“We are All Anti-Establishment Now”! By Richard Miller (Somewhere in Europe)
Is "Anti-Establishment Rhetoric" Now a 'Far-Right' Offence?" is a question asked and answered by Mick Hume, regarding the present situation in the UK, where the ultra-woke Labor government is emptying jails of violent criminals to put in their place White protesters, some of whom merely re-posted social media material. As noted:
"An Englishman who the judge condemned as a "keyboard warrior" has been jailed for three years for posts he made on Twitter/X during the recent UK riots. When Wayne O'Rourke from Lincoln first appeared in court, the BBC reported that prosecutors alleged his posts contained "anti-Muslim and anti-establishment rhetoric." While the anti-Muslim rhetoric has for some time been a near hanging offence, it is somewhat new to be prosecuted for "anti-establishment rhetoric." What about all the Marxist books at universities such as Oxford and Cambridge which advocate revolution, or neo-Marxist academics working away at universities across the UK for the same end? No, it is only Whites from the Right that are punished in this way.
"Nonetheless, the state's careful coupling of "anti-Muslim and anti-establishment rhetoric" in court is a new political landmark. It captures the way in which the authorities, from Keir Starmer's Labour government downwards, are exploiting the thuggish antics of a few 'far-right' rioters to try to outlaw any criticism of the Westminster elites' disastrous policies on everything from mass immigration to law and order.
By equating anti-migrant and anti-establishment feeling, they have somehow twisted the public's anger over the brutal murder of three working class girls in Southport to tar the working classes as racist 'Islamophobes' who must be censored if not incarcerated."
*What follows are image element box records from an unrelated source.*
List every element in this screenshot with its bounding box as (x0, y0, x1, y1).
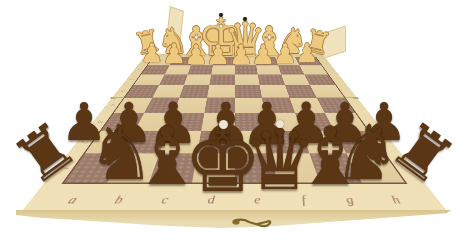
square-d4 (204, 98, 234, 113)
square-c8 (191, 57, 214, 65)
wood-sliver-left (166, 6, 184, 46)
playing-area (62, 57, 408, 184)
hinge-tab-right (352, 97, 359, 99)
square-c6 (184, 75, 211, 86)
square-d8 (213, 57, 235, 65)
square-e6 (235, 75, 260, 86)
light-q-finial (243, 17, 247, 21)
square-e4 (235, 98, 265, 113)
square-e3 (235, 113, 268, 131)
square-e7 (235, 65, 258, 74)
square-d3 (201, 113, 234, 131)
board-surface: abcdefgh12345678 (22, 54, 447, 211)
hinge-tab-left (110, 97, 117, 99)
file-label-e: e (243, 193, 273, 206)
square-f8 (255, 57, 278, 65)
square-d2 (197, 131, 234, 154)
square-h6 (305, 75, 336, 86)
chess-set-photo: abcdefgh12345678 ♜♞♝♚♛♝♞♜♟♟♟♟♟♟♟♟♟♟♟♟♟♟♟… (0, 0, 457, 240)
square-c3 (168, 113, 205, 131)
square-c4 (174, 98, 207, 113)
square-e1 (235, 154, 278, 183)
file-label-d: d (196, 193, 226, 206)
square-c5 (180, 85, 210, 98)
clasp-icon (226, 215, 274, 231)
square-e8 (235, 57, 257, 65)
square-h8 (295, 57, 321, 65)
square-h5 (310, 85, 344, 98)
square-c2 (160, 131, 201, 154)
hinge-seam (112, 97, 358, 98)
square-d1 (192, 154, 235, 183)
file-label-g: g (333, 193, 368, 206)
file-label-a: a (54, 193, 91, 206)
square-d5 (207, 85, 234, 98)
file-label-b: b (101, 193, 136, 206)
square-e5 (235, 85, 262, 98)
file-label-h: h (378, 193, 415, 206)
square-e2 (235, 131, 272, 154)
square-d7 (211, 65, 234, 74)
chessboard: abcdefgh12345678 (22, 54, 447, 211)
light-k-finial (219, 13, 223, 17)
file-label-c: c (149, 193, 181, 206)
square-d6 (209, 75, 234, 86)
file-label-f: f (288, 193, 320, 206)
square-h7 (300, 65, 328, 74)
square-c7 (188, 65, 213, 74)
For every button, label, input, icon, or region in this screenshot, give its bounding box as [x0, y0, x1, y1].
This is a whole new level of woke Leftist tyranny. And it was not just people physically present at the riots; police worked overtime to find Whites who had posted criticisms on social media, and they too were subjected to the show trials. As polls are showing that 34 percent of the British public, more than the percentage who voted for Starmer, see immigration as a major problem, the Labor strategy is to make one third of the population potential criminals.
Thus, I could not agree more with this conclusion: "Some conservatives may feel rather uncomfortable with being put in the radical, anti-establishment camp today. Yet it's important to recognise that the ruling leftist establishment—"a group in a society exercising power and influence and resisting change," just as the traditional establishment once did—is on the other side of the battlelines in everything from the crucial fight for free speech to the wider culture wars.
Anybody who wants to change the direction in which British and European society is heading, and stand up for free speech and democracy, needs to ignore their 'far-right' name-calling and declare that we are all anti-establishment now."
If opposing mass immigration is racist, then we are all racists now!